A eleição presidencial nos Estados Unidos nem precisou começar oficialmente para que o clima de pastelão eleitoral no Estado mais problemático no pleito de 2000, a Flórida, se instalasse com metódica recorrência. A data oficial do pleito é 2 de novembro, mas neste ano foi aberta, em 28 Estados americanos, a possibilidade de que os eleitores votassem antecipadamente, ou pelo correio. A novidade, iniciada na segunda-feira 18 em dez Estados, foi bolada para evitar muitos dos problemas que macularam a eleição de quatro anos atrás e também para tentar reduzir a abstenção – que no último pleito presidencial foi de 49% (o voto não é obrigatório nos EUA). Mas justamente na Flórida, governada por Jeb Bush, irmão do presidente George W. Bush, a coisa começou dando xabu. Muitas falhas no sistema de computadores das novas urnas eletrônicas – que substituíram as antigas perfuradoras de cartão, fonte de vários erros da última eleição –, poucas seções eleitorais e longas filas irritaram eleitores e fizeram analistas temerem a repetição do estrondoso fiasco de 2000. Na época, Bush venceu Gore na Flórida por apenas 537 votos, mas levou todos os delegados (nos EUA, a eleição presidencial é indireta e distrital: o partido que ganha no voto popular fica com todos os delegados do Estado – à exceção de Nebrasca e do Maine, que respeitam a proporcionalidade; são esses delegados que, por sua vez, elegem o presidente). Seguiu-se uma fragorosa batalha de recontagem de votos que adiou a apuração por vários dias e só foi terminar com a intervenção da Suprema Corte de Justiça. Até hoje, não poucos analistas dizem que a eleição de Bush II fez a mais antiga e robusta democracia do globo se rebaixar, no quesito lisura eleitoral, aos níveis de uma república de bananas.

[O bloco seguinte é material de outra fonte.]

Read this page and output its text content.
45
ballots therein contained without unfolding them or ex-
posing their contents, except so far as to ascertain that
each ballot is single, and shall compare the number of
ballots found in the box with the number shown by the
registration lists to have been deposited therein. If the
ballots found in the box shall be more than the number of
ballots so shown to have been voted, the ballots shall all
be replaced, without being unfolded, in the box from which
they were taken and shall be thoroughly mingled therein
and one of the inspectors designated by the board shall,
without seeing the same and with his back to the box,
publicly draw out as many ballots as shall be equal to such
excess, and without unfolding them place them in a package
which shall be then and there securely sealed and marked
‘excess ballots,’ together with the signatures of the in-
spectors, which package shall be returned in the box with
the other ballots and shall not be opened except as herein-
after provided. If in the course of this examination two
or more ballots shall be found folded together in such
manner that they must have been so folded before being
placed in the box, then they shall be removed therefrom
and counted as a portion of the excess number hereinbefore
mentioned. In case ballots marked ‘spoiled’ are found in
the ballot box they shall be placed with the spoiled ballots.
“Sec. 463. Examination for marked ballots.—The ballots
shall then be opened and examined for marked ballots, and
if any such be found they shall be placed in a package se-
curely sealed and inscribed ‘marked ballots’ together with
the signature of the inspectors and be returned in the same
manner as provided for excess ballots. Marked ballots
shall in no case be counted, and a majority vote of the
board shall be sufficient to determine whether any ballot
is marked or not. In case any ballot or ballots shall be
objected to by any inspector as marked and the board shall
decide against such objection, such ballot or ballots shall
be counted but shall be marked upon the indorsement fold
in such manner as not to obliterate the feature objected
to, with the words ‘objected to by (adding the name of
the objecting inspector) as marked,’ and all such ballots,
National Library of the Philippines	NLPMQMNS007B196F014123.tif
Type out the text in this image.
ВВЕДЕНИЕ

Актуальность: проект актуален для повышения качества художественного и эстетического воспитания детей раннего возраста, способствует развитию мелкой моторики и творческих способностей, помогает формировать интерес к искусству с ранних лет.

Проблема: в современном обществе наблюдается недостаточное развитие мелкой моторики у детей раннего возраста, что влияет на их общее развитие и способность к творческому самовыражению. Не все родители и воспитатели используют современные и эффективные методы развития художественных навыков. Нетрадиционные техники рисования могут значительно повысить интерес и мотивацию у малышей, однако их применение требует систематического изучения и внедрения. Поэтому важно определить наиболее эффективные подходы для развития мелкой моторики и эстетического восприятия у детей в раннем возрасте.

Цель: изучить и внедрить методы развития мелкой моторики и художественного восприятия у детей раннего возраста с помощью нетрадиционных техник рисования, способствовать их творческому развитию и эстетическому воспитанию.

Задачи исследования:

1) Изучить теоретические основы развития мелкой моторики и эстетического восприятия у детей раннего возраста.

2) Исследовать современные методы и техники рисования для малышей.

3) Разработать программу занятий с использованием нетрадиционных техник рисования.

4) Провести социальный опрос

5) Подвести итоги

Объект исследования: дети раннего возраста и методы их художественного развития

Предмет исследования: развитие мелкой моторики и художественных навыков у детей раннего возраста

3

Embananados ficaram agora os eleitores da Flórida ao constatar que várias urnas eletrônicas apresentaram problemas de conexão
com a central de dados da Justiça Eleitoral: o  sistema não confirmava o registro de vários eleitores, que eram obrigados a voltar para casa. Em três condados populosos – Broward, Hillsborough e Orange –, a votação foi interrompida por esse motivo. Já em Miami, Tampa, Saint Petersburg e Fort Lauderdale, os eleitores chegaram a esperar até três horas para votar. As filas ocorrem principalmente porque existem poucos lugares para a votação, situação que levou o próprio governador Jeb Bush e sua secretária de Estado, Glenda Hood, a engrossar o coro dos críticos das regras que reduziu o número de postos de votação.

O pior é que a nuvem de suspeição sobre a Flórida não se limita a esses problemas detectados nas eleições antecipadas. Segundo o colunista Paul Krugman, do New York Times, os republicanos continuam fazendo “esforços descarados”, principalmente no Estado comandado por Jeb Bush, para tentar suprimir votos de democratas e negros. Cita, por exemplo, um caso do condado de Duval, onde os formulários de eleitores rejeitados tinham três vezes mais democratas do que republicanos. “Esses abusos não são aberrações. São o resultado inevitável de uma cultura do Partido Republicano. Essa cultura persistirá até que os eleitores – cuja vontade ainda conta, se expressada com força suficiente – responsabilizarem o partido”, escreveu Krugman.